Swiss bank UBS approached US authorities in September with information relating to an industry-wide probe into alleged rigging of currency markets, in the hope of gaining antitrust immunity if charged with wrongdoing, sources said.

UBS is seeking to take advantage of a programme from the US justice department’s antitrust division under which the first company to report misconduct relating to a cartel can earn immunity from antitrust charges if it co-operates and provides information about other members of the group, three sources said.

Following the Libor interest-rate rigging scandal that has so far cost banks around the world $6 billion in fines and settlements, UBS sought to act quickly to gather and supply information when similar allegations of wrongdoing by leading banks in foreign exchange surfaced in June, the sources said.

No bank or individual has been accused of any wrongdoing but banks, including UBS, have said they are cooperating with regulators in the investigations. It is not known whether they too have sought first-mover advantage under the department’s programme.


UBS declined comment beyond pointing to a passage in its third-quarter results released in October, saying that after the June report of irregularities in forex markets, it had started an internal review.

"UBS and other financial institutions have received requests from various authorities relating to their foreign exchange businesses and UBS is cooperating with the authorities," the bank said in its results statement. Authorities including the US department of justice (DoJ), Britain's Financial Conduct Authority (FCA) and watchdogs in Germany and Switzerland are probing allegations of collusion between senior traders at big banks to manipulate benchmark currency rates.

These exchange rates or “fixes” are used to price trillions of dollars worth of investments and deals and are relied on by companies, investors and central banks globally.

Stung by Libor, banks are looking to cooperate more readily with regulators probing the FX allegations, which FCA chief Martin Wheatley has said are "every bit as bad as Libor".

Banks have put on leave, suspended or fired more than 20 traders in an attempt to show regulators they are cooperating and taking action.

UBS, which received leniency from some US authorities for its role in rigging Libor benchmark interest rates because of the information it supplied, scrambled to compile information on currency trading and get it to the DoJ early, the people said.
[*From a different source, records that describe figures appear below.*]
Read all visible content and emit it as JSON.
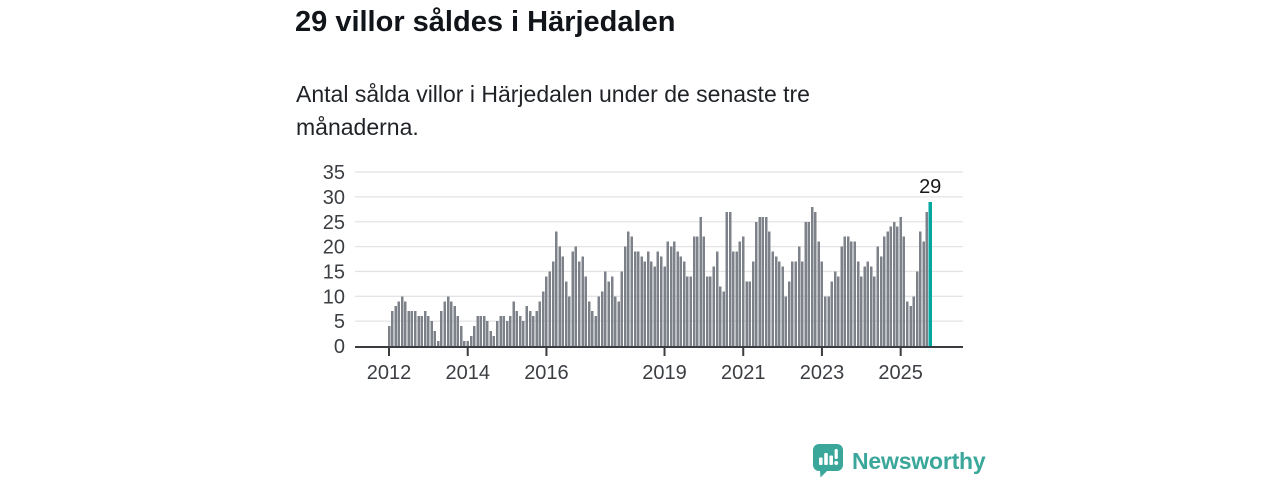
{
  "header": {
    "title": "29 villor såldes i Härjedalen",
    "subtitle": "Antal sålda villor i Härjedalen under de senaste tre månaderna."
  },
  "chart_data": {
    "type": "bar",
    "title": "29 villor såldes i Härjedalen",
    "subtitle": "Antal sålda villor i Härjedalen under de senaste tre månaderna.",
    "xlabel": "",
    "ylabel": "",
    "ylim": [
      0,
      35
    ],
    "grid": "horizontal",
    "y_ticks": [
      0,
      5,
      10,
      15,
      20,
      25,
      30,
      35
    ],
    "x_ticks": [
      {
        "label": "2012",
        "month_index": 0
      },
      {
        "label": "2014",
        "month_index": 24
      },
      {
        "label": "2016",
        "month_index": 48
      },
      {
        "label": "2019",
        "month_index": 84
      },
      {
        "label": "2021",
        "month_index": 108
      },
      {
        "label": "2023",
        "month_index": 132
      },
      {
        "label": "2025",
        "month_index": 156
      }
    ],
    "series_note": "monthly bars starting January 2012, rolling three-month sales counts",
    "values": [
      4,
      7,
      8,
      9,
      10,
      9,
      7,
      7,
      7,
      6,
      6,
      7,
      6,
      5,
      3,
      1,
      7,
      9,
      10,
      9,
      8,
      6,
      4,
      1,
      1,
      2,
      4,
      6,
      6,
      6,
      5,
      3,
      2,
      5,
      6,
      6,
      5,
      6,
      9,
      7,
      6,
      5,
      8,
      7,
      6,
      7,
      9,
      11,
      14,
      15,
      17,
      23,
      20,
      18,
      13,
      10,
      19,
      20,
      17,
      18,
      14,
      9,
      7,
      6,
      10,
      11,
      15,
      13,
      14,
      10,
      9,
      15,
      20,
      23,
      22,
      19,
      19,
      18,
      17,
      19,
      17,
      16,
      19,
      18,
      16,
      21,
      20,
      21,
      19,
      18,
      17,
      14,
      14,
      22,
      22,
      26,
      22,
      14,
      14,
      16,
      19,
      12,
      11,
      27,
      27,
      19,
      19,
      21,
      22,
      13,
      13,
      17,
      25,
      26,
      26,
      26,
      23,
      19,
      18,
      17,
      16,
      10,
      13,
      17,
      17,
      20,
      17,
      25,
      25,
      28,
      27,
      21,
      17,
      10,
      10,
      13,
      15,
      14,
      20,
      22,
      22,
      21,
      21,
      17,
      14,
      16,
      17,
      16,
      14,
      20,
      18,
      22,
      23,
      24,
      25,
      24,
      26,
      22,
      9,
      8,
      10,
      15,
      23,
      21,
      27,
      29
    ],
    "highlight_index": 165,
    "annotation": {
      "text": "29",
      "value": 29
    },
    "bar_color": "#7d818a",
    "highlight_color": "#00a79e",
    "gridline_color": "#e4e4e6",
    "axis_color": "#3a3c40"
  },
  "footer": {
    "brand": "Newsworthy",
    "logo_icon": "newsworthy-speech-bubble-bar-chart-icon",
    "brand_color": "#3ba79b"
  }
}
The move was “a huge gamble” according to one source, since it was handing over information with no guarantee that it would benefit from a programme that rewards the first firm to cooperate in a cartel probe with immunity from prosecution.

Although UBS paid $1.5 billion in 2012 to US and European authorities over alleged efforts to manipulate Libor and other benchmark interest rates - the largest such penalty to date - it did not face antitrust charges, which could have substantially added to its penalties.

It was unclear whether the strategy will work in the FX case as well. The sources said US authorities have given little sign so far of their intentions. The DoJ declined comment.

The forex investigation centres on groups of traders at big banks including UBS who are alleged to have shared on Bloomberg chatrooms - with names such as "The Cartel" and "The Bandits' Club" - market-sensitive information surrounding the benchmark rate known as the 4 o'clock London fix.

After media reports of alleged forex market manipulation surfaced in the summer of 2013, UBS went into “high gear”, hiring lawyers Gibson Dunn & Crutcher who within 10 days unearthed potentially incriminating chats by traders, the first source said.

US regulatory officials then visited UBS shortly after to search for evidence, the sources said. Having already co-operated with the DoJ on Libor, there was a debate within the bank about how much to reveal about what it had discovered on FX, the source said.

Then on September 14th UBS called the DoJ to say something had been discovered, the sources said. UBS could not at that stage disclose what that something was, but would be reporting it 14 days later to the DoJ.

The sources did not give any detail about what had been discovered. Several sources familiar with the FX investigation have told Reuters banks were rattled by Libor so were inclined to cooperate much more readily with authorities when the FX scandal emerged, to take advantage of “leniency programmes”.